A diferencia de El castillo…, que se acerca más al horror social en miniatura, o El imperio…, que recrea la fatalidad rural de Rulfo, El diablo entre las piernas ofrece una versión más agridulce de la cárcel ripsteniana. La contradicción en la que viven los personajes causa esta sensación, pues por más sofocante que sea el ambiente de la casa no desaparece una conexión sentimental en la pareja. Beatriz es la musa de un viejo macho que concibe los más dulces versos de poesía misógina para recordarle por qué siguen y seguirán juntos: «Puta naciste, puta envejeciste, puta me vas a enterrar y puta te has de morir». La visión optimista que podemos sacar de esta pesimista historia de amor viene al saber que no somos nosotros los que estamos encerrados. Hay de cárceles a cárceles, pero la de ellos parece ser peor. 
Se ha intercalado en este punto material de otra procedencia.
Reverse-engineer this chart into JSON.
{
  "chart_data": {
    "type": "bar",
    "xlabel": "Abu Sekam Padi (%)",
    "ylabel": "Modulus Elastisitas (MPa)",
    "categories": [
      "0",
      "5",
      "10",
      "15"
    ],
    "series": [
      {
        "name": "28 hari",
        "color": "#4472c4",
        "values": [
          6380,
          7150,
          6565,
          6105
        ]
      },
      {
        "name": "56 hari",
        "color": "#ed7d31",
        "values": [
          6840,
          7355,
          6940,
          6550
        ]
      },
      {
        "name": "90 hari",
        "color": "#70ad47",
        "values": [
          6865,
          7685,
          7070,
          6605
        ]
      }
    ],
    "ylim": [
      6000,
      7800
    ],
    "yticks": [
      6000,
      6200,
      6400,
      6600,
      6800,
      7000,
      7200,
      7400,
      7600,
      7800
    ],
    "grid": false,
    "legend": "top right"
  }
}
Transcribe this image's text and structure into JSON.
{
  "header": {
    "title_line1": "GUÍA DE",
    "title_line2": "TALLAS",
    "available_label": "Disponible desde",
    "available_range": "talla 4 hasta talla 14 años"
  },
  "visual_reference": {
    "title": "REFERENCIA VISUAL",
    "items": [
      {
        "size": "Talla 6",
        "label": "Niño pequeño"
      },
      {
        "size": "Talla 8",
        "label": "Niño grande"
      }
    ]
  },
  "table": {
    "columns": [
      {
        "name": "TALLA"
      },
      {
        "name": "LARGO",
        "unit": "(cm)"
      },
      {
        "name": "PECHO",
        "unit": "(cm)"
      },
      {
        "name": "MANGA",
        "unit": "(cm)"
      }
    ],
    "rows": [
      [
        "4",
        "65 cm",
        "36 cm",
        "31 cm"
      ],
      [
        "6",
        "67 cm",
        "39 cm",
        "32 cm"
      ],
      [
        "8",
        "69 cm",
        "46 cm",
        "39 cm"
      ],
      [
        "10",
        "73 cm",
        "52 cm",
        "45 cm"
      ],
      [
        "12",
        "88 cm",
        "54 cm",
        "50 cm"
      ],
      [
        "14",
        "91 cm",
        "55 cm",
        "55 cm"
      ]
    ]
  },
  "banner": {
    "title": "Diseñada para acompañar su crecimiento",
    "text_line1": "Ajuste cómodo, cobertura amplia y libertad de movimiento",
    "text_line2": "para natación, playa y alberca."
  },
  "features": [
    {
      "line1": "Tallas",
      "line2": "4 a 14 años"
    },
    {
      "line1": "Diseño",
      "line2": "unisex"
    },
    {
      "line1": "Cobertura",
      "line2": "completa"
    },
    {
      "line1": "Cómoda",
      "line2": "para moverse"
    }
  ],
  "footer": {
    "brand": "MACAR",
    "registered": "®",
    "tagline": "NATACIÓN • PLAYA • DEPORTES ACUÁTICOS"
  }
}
¿Es casualidad que la Beatriz de Silvia Pasquel comparta el mismo nombre que la de Rita Macedo? ¿Será que Pinzón le heredó su vieja bata de baño al Viejo? Se podría decir que esta triada de historias son la misma película. Pero las sutilezas importan y sería mejor decir que en El castillo de la pureza encontramos la génesis, la primera piedra de esas paredes de machismo que tanto fascinan a Ripstein; El imperio de la fortuna sería entonces el puente, el primer intercambio de palabras entre el cineasta y la guionista que más adelante generaría obras que exploran en mayor o menor medida los mismos temas; y El diablo entre las piernas es la culminación de ese diálogo creativo con uno de sus melodramas más sórdidos, o por lo menos uno que se siente de los más personales. Lo más probable es que la edad que comparten con sus personajes y su matrimonio en la vida real les haya permitido abordar con honestidad a ese par de viejos excitados.

En esta trilogía hay otra coincidencia, todas terminan con la imagen de la mujer viendo a cámara, como enfrentando al espectador. ¿Es resignación lo que guardan sus ojos?, ¿o se saben vistas, desnudas ante el público que atestigua su sufrimiento? A propósito de El imperio de la fortuna, Garciadiego comenta que el único aspecto que tuvo que transformar en el guion fueron los espacios, ya que a ella le gustan enormes porque venía de una escuela de monjas, donde el edificio abarcaba una manzana entera y desde niña siempre le «cautivaron esos espacios. […] Mientras que a Ripstein le gustan los espacios muy chiquitos, enclaustrados».[3] Con estas palabras, Garciadiego confirma uno de los elementos que conforman la esencia de la obra compartida con su marido. Él en la cámara y la construcción de escenas; ella en el guion y la construcción de personajes; él jalando hacia adentro y ella empujando hacia afuera, han encontrado en la dualidad de fuerzas masculinas y femeninas un espacio creativo que les ha permitido exponer el lado más cruel y contradictorio del amor. En sus películas, la puta y el macho viven atrapados y amándose.


Israel Ruiz ArreolaWachito, forma parte del equipo editorial de la Cineteca Nacional desempeñándose como investigador especializado. @wachitou


[1] Paulo Antonio Paranaguá, Arturo Ripstein, Cátedra, Madrid, 1997, p. 90.

[2] Idem.

[3] Alejandro Medrano Platas, Guionistas del cine mexicano, Cineteca Nacional, México, 2018, p. 210.